What, then, must we do? We must bear witness. We must listen to the stories of refugees, not as distant tragedies but as urgent calls to action. We must support the work of peace, the building of schools, the feeding of the hungry, the sheltering of the displaced. And in our daily lives, we must resist the temptation to see war as an abstraction. For every bomb that falls creates not only rubble, but broken childhoods that cry out for healing.
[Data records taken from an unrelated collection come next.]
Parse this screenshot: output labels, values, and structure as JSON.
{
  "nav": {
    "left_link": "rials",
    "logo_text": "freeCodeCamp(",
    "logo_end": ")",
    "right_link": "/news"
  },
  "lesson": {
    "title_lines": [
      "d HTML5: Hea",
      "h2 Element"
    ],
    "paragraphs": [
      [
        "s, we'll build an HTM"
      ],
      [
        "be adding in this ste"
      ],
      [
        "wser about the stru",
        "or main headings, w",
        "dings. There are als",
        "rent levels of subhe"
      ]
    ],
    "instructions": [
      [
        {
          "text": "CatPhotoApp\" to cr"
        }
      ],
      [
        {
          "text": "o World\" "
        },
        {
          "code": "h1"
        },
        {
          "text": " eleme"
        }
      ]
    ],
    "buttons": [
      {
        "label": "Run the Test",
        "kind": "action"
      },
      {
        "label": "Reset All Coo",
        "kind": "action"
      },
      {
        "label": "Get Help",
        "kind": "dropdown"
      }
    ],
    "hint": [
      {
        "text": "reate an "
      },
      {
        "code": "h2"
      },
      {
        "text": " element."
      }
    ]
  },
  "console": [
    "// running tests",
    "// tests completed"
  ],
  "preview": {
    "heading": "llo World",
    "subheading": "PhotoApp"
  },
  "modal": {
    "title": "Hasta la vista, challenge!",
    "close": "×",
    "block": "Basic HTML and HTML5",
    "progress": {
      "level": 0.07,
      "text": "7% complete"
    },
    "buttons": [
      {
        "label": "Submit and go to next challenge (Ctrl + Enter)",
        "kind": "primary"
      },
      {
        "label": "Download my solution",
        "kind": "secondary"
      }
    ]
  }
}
Therefore, let Alek Wek’s words echo as both sorrow and hope. Let us remember that the bombs of civil war in Sudan did not silence her voice, but forged it into a testimony that now calls the world to compassion. And let us vow that when children flee war, they will find in us not indifference, but open arms. For in welcoming the refugee, we restore not only their humanity, but our own.
HNNhi Ho nguyen
I find this statement both painful and powerful. It’s a reminder that behind every refugee story is a childhood cut short. Wek’s experience puts a human face on what we often treat as distant news. It also raises a question — what responsibility do we, as a global community, have to protect children from the consequences of wars they didn’t start?
TTnguyen thi tuyet
This quote is haunting because it captures both innocence and horror in one sentence. A ten-year-old should be thinking about school or friends, not survival. It makes me wonder — what lasting scars do such experiences leave? Do they ever heal, or just become part of who you are? Wek’s words reveal the personal side of war that statistics and headlines can never convey.
KLDang Thi Khanh Ly
Hearing Alek Wek describe fleeing war as a child makes me reflect on resilience. How does someone go from such devastation to rebuilding their life and identity in a completely new world? It reminds me that refugees aren’t defined by pity, but by unimaginable strength. Still, I can’t help but feel anger — why do children always end up paying the highest price in conflicts they never caused?
NYNguyen Thi Nhu Y
This quote immediately breaks my heart. I can’t imagine being only ten and already running from bombs. It makes me think about how childhoods are stolen by war — how some kids grow up surrounded not by laughter and learning, but by fear and loss. I wonder what it does to a person’s sense of home and belonging when the place that’s supposed to protect you becomes the reason you flee.